Police quickly determined the killing wasn’t a robbery gone wrong. But two years would pass before they finally arrested two South Florida men, Sigfredo Garcia and Luis Rivera. Cops alleged the pair drove up to Tallahassee to commit the crime. Another twist came soon after, when unsealed court documents revealed investigators believed Markel’s shooting was a murder-for-hire orchestrated by the wealthy Coral Springs family of his ex-wife Wendi Adelson.

Matthew Shaer, an Atlanta-based writer at large for New York Times Magazine, followed the case’s developments in astonishment. He added it to a list of stories he hoped to pursue eventually.

“People use the phrase ‘out of a movie’ way too much,” he says. “But I guess I’ll put a finer point on it: Do you know Carl Hiaasen, the novelist? Have you read his stuff? It is weirdly like a Carl Hiaasen novel.
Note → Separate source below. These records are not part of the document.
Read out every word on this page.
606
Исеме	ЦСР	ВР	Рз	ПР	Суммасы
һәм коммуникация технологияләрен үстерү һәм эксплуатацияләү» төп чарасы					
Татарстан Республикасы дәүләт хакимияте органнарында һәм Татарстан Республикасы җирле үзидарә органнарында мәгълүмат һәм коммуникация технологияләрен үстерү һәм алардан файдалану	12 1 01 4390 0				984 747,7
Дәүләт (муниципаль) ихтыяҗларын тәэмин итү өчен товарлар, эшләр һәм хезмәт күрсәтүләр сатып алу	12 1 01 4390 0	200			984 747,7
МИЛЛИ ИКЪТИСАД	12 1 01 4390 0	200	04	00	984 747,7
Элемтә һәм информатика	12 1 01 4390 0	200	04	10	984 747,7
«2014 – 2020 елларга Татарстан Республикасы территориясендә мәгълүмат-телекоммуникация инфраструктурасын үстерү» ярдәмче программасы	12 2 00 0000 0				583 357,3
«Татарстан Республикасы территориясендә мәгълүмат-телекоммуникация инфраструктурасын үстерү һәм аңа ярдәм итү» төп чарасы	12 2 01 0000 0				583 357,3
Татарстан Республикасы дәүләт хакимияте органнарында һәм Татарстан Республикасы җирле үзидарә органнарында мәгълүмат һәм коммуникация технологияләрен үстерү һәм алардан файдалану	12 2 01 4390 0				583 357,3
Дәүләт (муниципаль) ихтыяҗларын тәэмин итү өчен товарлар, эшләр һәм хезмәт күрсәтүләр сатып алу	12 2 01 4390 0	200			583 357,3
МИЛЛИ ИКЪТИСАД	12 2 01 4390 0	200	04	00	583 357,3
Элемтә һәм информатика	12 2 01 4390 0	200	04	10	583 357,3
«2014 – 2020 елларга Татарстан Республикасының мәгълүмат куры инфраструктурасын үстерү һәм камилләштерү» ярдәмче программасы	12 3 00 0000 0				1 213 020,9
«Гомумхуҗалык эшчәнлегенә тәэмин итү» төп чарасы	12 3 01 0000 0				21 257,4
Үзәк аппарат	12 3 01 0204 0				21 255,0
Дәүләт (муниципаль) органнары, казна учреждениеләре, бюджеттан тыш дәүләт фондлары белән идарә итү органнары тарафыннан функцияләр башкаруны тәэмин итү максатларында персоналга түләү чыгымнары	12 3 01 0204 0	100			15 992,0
He does the Florida thing so well, the weird Florida thing, and bringing together the different worlds that exist within Florida. And I think that’s part of what this case is.”

Around the time Shaer was pondering how to tell Markel’s story, true-crime podcasts were taking off. Maybe a podcast was the right way to do it, he thought. The result — a series called Over My Dead Body — debuted on Valentine’s Day and quickly climbed to the top of iTunes' charts. As of Thursday, it had been in the number one slot for days.

The podcast is the latest from Wondery, the network behind hits such as Dirty John, which was written and hosted by Los Angeles Times reporter Christoper Goffard. That series, about a con artist who preyed upon women, was later adapted into a TV show that aired on Bravo.

A first-time podcast host, Shaer says he sees parallels between the two stories.

“It’s a similar case in that it’s at heart a relatively small story about a couple, as is Dirty John,” he says. “And I think that people respond to those types of stories.”

Shaer and co-writer Eric Benson spent years looking into the Markel case and interviewing people connected to it, including friends and relatives of the couple. Two years after the police first made arrests, Rivera, a member of the street gang Latin Kings, had pleaded guilty to second-degree murder and begun cooperating with prosecutors in exchange for a 19-year prison sentence.

He testified that Garcia’s girlfriend Katherine Magbanua — who was also dating Wendi Adelson’s brother Charlie and worked at the family’s dental clinic in Tamarac — was the connection between the Adelson family and the suspected killers. Magbanua and Garcia have pleaded not guilty to first-degree murder and are set to go to trial this summer. The Adelsons, whose attorneys called claims they were involved “fanciful fiction,” have never been arrested.

The many twists in the case — coupled with recordings of police interrogations and tapped phone calls — helped make for a compelling podcast, Shaer says. With three episodes out and three more to go, the podcast is holding strong in iTunes' top spot. Shaer thinks listeners have been pulled in by hearing how Markel and Adelson’s relationship came together and then unraveled.

“I think that there’s an interest in peeking behind the curtain a little bit,” he says, “and seeing how this relationship worked.”